Neighbors, family members and police continue to search for reasons why a Greene County man killed his recently estranged wife and two children before taking his own life.

"We're hoping the autopsies will be able to tell us some kind of story," said Greene County Coroner Gregory Rohanna, a friend of the family. "There doesn't seem to be any indications ... that this was forthcoming."

State Trooper Bart Lemansky was among the officers called to check on the family about 10:10 p.m. Sunday. When he and other troopers arrived, they found Kevin Teagarden, 42, his wife, Tammy, 40, and their children, Madison, 8, and Kevin Jr., 22 months, dead inside their home on Chartiers Road in Morgan Township. The home is just outside the village of Mather, about 9 miles east of Waynesburg.

"It's absolutely horrifying," Lemansky said.

Police recovered a gun they believe Kevin Teagarden, a self-employed carpenter with no criminal history, used to kill his family and himself, Lemansky said. Rohanna said each died of a single gunshot wound.

News of the deaths reverberated in Mather, population 2,600, where residents stopped to talk while getting mail at the post office or along the road near the family's bungalow-style home. The community consists of mostly older residents and has strong ties to coal mining. A memorial honoring 194 people killed in a coal mine explosion in 1928 is in the center of the village.

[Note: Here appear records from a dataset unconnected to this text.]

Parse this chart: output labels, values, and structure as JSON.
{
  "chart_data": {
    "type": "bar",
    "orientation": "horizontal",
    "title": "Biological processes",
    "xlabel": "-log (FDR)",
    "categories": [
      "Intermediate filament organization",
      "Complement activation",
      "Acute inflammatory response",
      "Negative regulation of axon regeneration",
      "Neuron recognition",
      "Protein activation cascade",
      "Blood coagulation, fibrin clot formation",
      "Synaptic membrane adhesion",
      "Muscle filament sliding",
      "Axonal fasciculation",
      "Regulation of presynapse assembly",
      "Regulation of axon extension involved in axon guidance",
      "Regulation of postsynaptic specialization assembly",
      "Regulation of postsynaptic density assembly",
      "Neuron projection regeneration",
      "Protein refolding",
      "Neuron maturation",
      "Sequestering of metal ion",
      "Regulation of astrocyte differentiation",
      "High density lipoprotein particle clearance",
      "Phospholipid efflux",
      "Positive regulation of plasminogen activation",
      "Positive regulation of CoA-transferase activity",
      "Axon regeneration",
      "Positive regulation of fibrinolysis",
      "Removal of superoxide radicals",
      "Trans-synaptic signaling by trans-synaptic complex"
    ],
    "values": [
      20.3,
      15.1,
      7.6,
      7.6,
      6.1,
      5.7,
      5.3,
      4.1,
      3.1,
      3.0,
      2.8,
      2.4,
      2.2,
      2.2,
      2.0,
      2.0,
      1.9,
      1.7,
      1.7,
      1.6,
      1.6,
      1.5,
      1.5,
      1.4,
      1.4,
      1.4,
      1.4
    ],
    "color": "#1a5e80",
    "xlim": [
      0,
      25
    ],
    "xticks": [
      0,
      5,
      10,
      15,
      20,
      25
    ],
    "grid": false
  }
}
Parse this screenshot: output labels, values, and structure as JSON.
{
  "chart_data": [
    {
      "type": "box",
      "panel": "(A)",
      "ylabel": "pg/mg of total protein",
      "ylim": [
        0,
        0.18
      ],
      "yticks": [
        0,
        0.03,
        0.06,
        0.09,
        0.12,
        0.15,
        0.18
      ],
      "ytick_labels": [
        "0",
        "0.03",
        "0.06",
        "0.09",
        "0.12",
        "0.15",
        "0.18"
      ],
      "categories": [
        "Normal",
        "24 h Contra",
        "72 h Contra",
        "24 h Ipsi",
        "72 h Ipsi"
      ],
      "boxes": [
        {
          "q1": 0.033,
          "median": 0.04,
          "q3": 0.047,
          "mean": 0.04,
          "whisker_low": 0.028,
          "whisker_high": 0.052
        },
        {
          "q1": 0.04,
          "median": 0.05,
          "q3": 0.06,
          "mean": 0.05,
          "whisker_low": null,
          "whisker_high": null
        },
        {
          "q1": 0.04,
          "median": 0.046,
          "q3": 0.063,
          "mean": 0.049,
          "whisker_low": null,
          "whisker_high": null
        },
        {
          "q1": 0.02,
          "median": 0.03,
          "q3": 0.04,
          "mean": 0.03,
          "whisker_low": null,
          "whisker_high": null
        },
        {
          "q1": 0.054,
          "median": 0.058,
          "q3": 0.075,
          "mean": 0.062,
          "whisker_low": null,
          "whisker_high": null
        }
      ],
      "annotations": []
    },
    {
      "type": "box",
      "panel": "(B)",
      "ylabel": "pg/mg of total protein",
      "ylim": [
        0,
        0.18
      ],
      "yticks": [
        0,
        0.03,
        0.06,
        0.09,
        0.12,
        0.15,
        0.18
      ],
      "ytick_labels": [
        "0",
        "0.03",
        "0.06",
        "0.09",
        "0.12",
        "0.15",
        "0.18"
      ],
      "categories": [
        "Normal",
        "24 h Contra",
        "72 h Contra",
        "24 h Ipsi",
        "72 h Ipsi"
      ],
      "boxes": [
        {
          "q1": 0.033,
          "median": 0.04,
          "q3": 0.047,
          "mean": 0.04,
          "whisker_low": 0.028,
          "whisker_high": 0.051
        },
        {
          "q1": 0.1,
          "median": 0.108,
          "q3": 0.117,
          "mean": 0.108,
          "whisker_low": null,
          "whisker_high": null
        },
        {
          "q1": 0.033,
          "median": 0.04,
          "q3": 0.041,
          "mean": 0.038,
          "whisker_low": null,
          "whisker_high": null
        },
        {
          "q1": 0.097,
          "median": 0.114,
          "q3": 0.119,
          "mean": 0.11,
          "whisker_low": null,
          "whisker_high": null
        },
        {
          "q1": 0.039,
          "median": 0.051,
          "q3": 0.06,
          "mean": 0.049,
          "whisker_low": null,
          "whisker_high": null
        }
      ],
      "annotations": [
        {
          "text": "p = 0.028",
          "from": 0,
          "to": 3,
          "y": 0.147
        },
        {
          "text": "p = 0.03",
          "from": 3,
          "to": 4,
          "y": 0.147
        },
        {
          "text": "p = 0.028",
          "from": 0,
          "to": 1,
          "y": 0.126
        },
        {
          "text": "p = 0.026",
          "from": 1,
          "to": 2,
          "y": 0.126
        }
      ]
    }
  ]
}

"I just saw (Tammy) last week with the kids," said Relda Litten, Kevin Teagarden's step-aunt and Morgan Township secretary. "Everything seemed to be fine. This was a total shock."

Police believe the slayings occurred between 6:30 and 8:30 p.m. Sunday. A co-worker called a member of the Teagarden family when Tammy Teagarden was late for her ride to work the midnight shift at Mylan Pharmaceuticals in Morgantown, W.Va. The family member went to the home and called police after seeing what appeared to be a body on the kitchen floor, Lemansky said.

Superintendent Donna Furnier of the Jefferson-Morgan School District said grief counselors will be available for students. Neighbors said Madison was a third-grader at Jefferson-Morgan Elementary School.

Yesterday afternoon, friends placed a teddy bear and flowers by the family's mailbox at the end of a long driveway that runs parallel with the road. A pit bull mix waited on the back deck for its owners to come back.

"It's really a shame," Litten said. "I can't understand how someone could do that."